The Carl’s Jr. CEO claims that fast food restaurants aren’t the only business considering the challenges of automation. “With government driving up the cost of labor, it’s driving down the number of jobs,” he says. “You’re going to see automation not just in airports and grocery stores, but in restaurants.”

Puzder has been advocating to keep the minimum wage just the way it is. The outspoken CEO has even penned two articles for The Wall Street Journal that talk about how presidential candidates like Bernie Sanders and Hillary Clinton are driving up the cost of everything with their promises to raise the minimum wage. In return, Puzder claims that the wage increases are causing businesses to cut back on the number of people they hire, and to start looking at ways to get the job done with machines and robots instead of humans.

Part of the problem that may arise if everything becomes automated would have to do with customer comfort. There is still a generation that doesn’t trust new technologies and would have a hard time using a fully automated ordering system. On the other hand, Puzder thinks that millennials will prefer automated restaurants. Ironically, the same group that prefers not to talk to people are the same ones that would hurt the most if minimum wage jobs end up obsolete because machines can do the work cheaper and more efficiently.

“Millennials like not seeing people,” he says. “I’ve been inside restaurants where we’ve installed ordering kiosks… and I’ve actually seen young people waiting in line to use the kiosk where there’s a person standing behind the counter, waiting on nobody.”

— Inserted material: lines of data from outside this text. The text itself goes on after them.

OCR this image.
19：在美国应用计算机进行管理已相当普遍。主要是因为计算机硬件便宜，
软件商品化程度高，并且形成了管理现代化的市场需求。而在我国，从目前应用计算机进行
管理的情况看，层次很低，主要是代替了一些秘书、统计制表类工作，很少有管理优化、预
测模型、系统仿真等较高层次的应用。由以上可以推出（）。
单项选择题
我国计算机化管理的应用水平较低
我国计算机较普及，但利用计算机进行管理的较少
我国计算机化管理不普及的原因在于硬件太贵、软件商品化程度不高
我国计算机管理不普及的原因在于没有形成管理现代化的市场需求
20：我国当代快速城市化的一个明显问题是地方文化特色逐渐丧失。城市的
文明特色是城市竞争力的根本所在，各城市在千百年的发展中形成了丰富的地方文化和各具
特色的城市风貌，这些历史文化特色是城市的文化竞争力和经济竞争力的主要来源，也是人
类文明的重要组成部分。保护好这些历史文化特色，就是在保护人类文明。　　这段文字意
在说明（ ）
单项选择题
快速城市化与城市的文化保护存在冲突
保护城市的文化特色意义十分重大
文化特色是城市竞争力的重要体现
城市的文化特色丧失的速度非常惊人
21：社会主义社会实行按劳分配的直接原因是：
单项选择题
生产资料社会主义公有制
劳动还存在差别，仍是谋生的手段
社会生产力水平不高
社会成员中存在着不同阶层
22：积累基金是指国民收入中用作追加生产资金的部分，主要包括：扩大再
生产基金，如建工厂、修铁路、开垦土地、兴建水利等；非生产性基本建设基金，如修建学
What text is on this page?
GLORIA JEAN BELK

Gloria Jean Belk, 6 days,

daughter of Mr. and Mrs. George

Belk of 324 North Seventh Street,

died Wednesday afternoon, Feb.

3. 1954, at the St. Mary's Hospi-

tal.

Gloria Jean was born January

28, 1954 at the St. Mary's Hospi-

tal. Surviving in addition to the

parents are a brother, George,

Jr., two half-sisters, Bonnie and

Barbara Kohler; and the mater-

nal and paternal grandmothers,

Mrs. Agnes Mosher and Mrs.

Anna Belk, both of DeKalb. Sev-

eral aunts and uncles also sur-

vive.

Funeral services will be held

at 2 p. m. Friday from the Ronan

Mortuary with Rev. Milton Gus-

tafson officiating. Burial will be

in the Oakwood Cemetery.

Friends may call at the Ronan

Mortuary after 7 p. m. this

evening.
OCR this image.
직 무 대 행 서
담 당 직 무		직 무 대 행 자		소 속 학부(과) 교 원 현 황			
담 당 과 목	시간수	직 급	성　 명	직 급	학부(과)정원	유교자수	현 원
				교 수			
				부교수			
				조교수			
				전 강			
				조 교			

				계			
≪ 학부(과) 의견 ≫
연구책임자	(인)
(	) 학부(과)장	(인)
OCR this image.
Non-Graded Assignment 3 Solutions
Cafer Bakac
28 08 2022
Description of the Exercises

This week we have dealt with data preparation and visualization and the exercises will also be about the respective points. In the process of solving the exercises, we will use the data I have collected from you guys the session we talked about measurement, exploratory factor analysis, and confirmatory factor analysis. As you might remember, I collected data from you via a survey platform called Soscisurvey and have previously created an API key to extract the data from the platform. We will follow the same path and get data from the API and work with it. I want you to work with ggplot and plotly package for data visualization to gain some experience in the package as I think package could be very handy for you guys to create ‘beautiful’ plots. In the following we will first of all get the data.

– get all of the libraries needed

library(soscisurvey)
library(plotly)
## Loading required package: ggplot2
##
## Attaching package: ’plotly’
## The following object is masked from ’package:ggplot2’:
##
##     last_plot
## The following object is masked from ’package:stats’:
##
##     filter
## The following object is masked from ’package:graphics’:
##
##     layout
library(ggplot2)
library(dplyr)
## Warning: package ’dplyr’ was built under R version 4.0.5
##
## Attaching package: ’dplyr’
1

Is a fully-automated Carl’s Jr. in our future? Puzder is currently only talking about a kiosk to dispense a small selection of items to the general public. That doesn’t mean that automation isn’t coming and that the workforce will be cut down by machines that can handle more work and complete it more efficiently. As fast food workers continue to demand higher wages, many business owners and managers are looking for ways to cut costs and replace workers with machines instead.

There have been many images of fast food ordering systems that would completely eliminate the customer service aspect of the convenience dining experience, leaving just enough staff to cook food and clean up. With just a few more technological advances, the need for human involvement in the fast food business really might end up being a thing of the past.